Luc Rey-Bellet  •  tba

Arnab Sen  •  Geometric Influences

Shannon Starr  •  Remark on the Central Limit Theorem and Random Analytic Functions
 We consider random power series with independent random coefficients with mean 0 and variances appropriate for: the plane, sphere or hyperbolic plane. We note that the CLT may be applied to translates along geodesics (simultaneously dilating in the spherical case).

Miguel Tierz  •  On Random Matrices with Weakly Confining Potentials
 We first give an introduction to random matrix theory, emphasizing the orthogonal polynomials approach. Then, we present a family of random matrices characterized by weakly confining potentials. We also show that these models can be solved with q-orthogonal polynomials and point out their relevance in the study of some topological gauge theories.

Aaron Welters  •  On Constructibility Results for a Class of Non-Selfadjoint Analytic Perturbations of Matrices with Degenerate Eigenvalues
 In this talk, I consider the problem of finding explicit recursive formulas to compute the perturbed eigenvalues and eigenvectors of non-selfadjoint analytic perturbations of matrices with degenerate eigenvalues. Based on some math-physics problems arising from the study of slow light in photonic crystals, we single out a class of perturbations that satisfy what I call the generic condition. It will be shown that for this class of perturbations, the problem mentioned above of fi nding explicit recursive formulas can be solved. Using these recursive formulas, I will list the fi rst and second order terms for the perturbed eigenvalues and eigenvectors of perturbations belonging to this class.

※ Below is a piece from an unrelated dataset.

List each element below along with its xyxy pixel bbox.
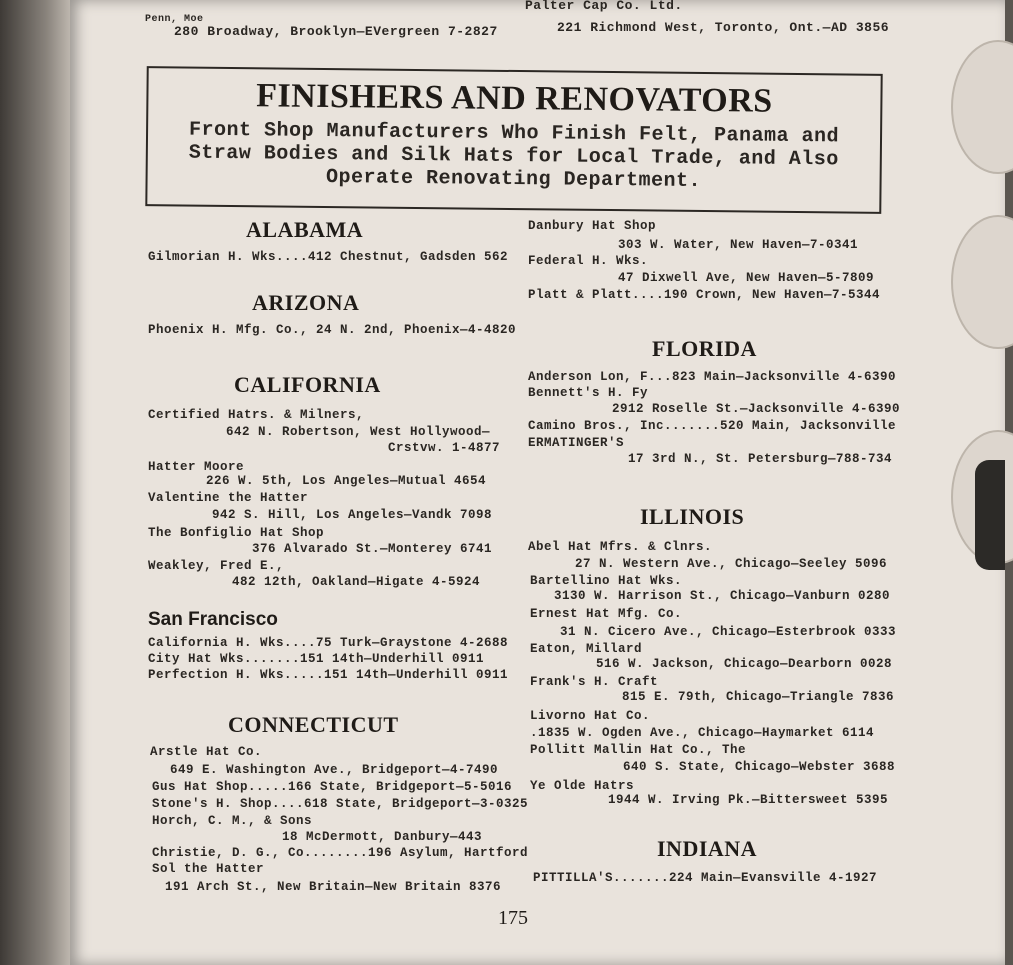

Peter Windridge  •  Optimal Polling of Three Markov Voters
 Suppose that X1, X2 and X3 are discrete Markov processes on a space containing absorbing states "yes" and "no". Eventually, either at least two processes are absorbed at "yes" or two at "no" and so determine a majority decision. We wish to find this decision but are only allowed to reveal the processes one step at a time. Problem: find the majority decision as quickly as possible.

Meng Xu  •  Convergence of Particle Filtering Method for Nonlinear Estimation of Vortex Dynamics
 In this talk I will formulate a numerical approximation method for the nonlinear filtering of vortex dynamics subject to noise using particle filtering technique. The convergence of this scheme allowing the observation vector to be unbounded will also be shown.

Mei Yin  •  A Markov Chain Approach to Renormalization Group Transformations
 We consider one-dimensional Ising-type Hamiltonian with nearest neighbor interactions and a magnetic field. I will present a Markov chain method for an explicit characterization of the renormalized Hamiltonian after decimation transformation, a commonly used renormalization group (RG) transformation.

Anna Zemlyanova  •  Applications of the Riemann-Hilbert Problems in Supercavitation
 In this talk I will consider a problem for a supercavitating wedge under a free surface with the Tulin single-spiral-vortex cavity closure condition. The mechanical problem will be reduced to two Riemann-Hilbert problems on an elliptic Riemann surface. The solution of these problems will be discussed. The numerical results will be presented.